In this exercise, we have a similar task to the previous question, but a bit more challenging. Look in the Q5files subdirectory and you will find the R5.py and encrypted content files. Your goal is, again, to write a decryption program, D5.py. As in question 4, you are lucky to have the code of R5.py, and even more lucky in that this ransomware turns out, again, to use a symmetric (shared key) cryptosystem.

However, your task is a bit more challenging, since the new ransomware, R5.py, is obfuscated, namely, written intentionally in a way designed to make it harder to understand the program – and to find the key, as required to decrypt the file. Obfuscation is an interesting and challenging subject and used quite a lot in cybersecurity; in this question, the obfuscation is quite weak, so it should not be too hard to break, and write a new decryption program, D5.py.

Submission Requirements

Submit to autograder: the results of decrypting the Encrypted file.

Upload all solution code alongside lab report in a zip file.

Include in your lab report: the results of decrypting the Encrypted file.

QUESTION 6 (25 POINTS):

In this exercise, your role is to write the ransomware R6.py.
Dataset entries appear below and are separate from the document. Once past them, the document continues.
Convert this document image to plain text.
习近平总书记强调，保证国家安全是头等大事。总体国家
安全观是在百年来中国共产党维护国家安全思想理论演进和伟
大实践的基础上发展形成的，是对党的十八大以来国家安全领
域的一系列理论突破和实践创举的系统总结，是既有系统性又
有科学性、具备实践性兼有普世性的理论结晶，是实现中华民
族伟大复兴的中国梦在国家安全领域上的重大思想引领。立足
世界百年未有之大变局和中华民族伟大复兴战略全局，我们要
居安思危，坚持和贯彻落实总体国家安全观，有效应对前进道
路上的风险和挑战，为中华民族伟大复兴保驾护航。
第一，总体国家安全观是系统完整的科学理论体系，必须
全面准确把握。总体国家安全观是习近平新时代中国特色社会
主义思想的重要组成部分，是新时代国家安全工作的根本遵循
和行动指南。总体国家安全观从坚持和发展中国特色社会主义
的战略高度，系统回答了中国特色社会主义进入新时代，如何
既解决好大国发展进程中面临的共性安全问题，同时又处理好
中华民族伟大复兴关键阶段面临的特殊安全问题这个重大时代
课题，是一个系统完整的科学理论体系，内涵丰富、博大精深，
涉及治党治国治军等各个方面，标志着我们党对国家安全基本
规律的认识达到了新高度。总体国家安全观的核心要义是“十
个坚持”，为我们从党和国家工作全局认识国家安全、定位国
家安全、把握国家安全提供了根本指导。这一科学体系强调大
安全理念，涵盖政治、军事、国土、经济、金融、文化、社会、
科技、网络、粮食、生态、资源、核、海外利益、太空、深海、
This would be “correct” ransomware! This means that your ransomware will use public key (asymmetric) encryption: decryption will require a (private) decryption key d, which is supposed to be hard to find, even when given the corresponding (public) encryption key e. That’show most ransomware actually works; as a result, even if we find the ransomware program, and even if we can reverse-engineer it and understand exactly how it works, we can typically only find within it the (public) encryption key e, which isn’t sufficient to find the (private) decryption key d.

You can choose the public key cryptosystem and the key size; select a system and corresponding

key length that will be reasonably efficient and sufficiently secure. The question has few steps:

1. Write a key-generation program KG6.py, to generate a keypair of a public key e and a private key d. Save them in files e.key and d.key in sub-directory Solutions.

2. Write the ransomware program R6.py, using the public key e you generated. This program should:

a. Have the public key e hard-coded, i.e., it is not read it from a file.

b. Generate a random shared key k.

c. Encrypt k using the public key encryption with key e.key; output the result as file EncryptedSharedKey. This file should be submitted with the ransom payment to the attacker, allowing the attacker to provide the unlocking file (see below).

d. Search the folder in which it runs and encrypt, using shared-key encryption with key k, all files in this folder with extension .txt. Specifically, say the folder contains some file, say example.txt. Then R6.py should replace example.txt with file example.txt.encrypted. The example.txt.encrypted file will be the encrypted version.

3. Write the attacker’s decryption program, AD6.py. This program will receive, as a command line argument, the EncryptedSharedKey filename, and output the corresponding, decrypted shared key k as the file DecryptedSharedKey. AD6.py will use the private decryption key d, which should be hard-coded into AD6.py.

4. Write the victim’s decryption program D6.py. This program will receive, as a command line argument, the DecryptedSharedKey filename (the file that contains the decryption key k sent by the attacker). It should use this key to decrypt all the encrypted files in the current directory, i.e., recover example.txt from example.txt.encrypted.

Submission Requirements

Show your program and your tests of it to the TA to make sure you are satisfying all question requirements.

Upload all solution code alongside lab report in a zip file.

Include in your lab report: Report, identify and justify your choice of public key cryptosystem and key size, and include screen recording showing how you test your program.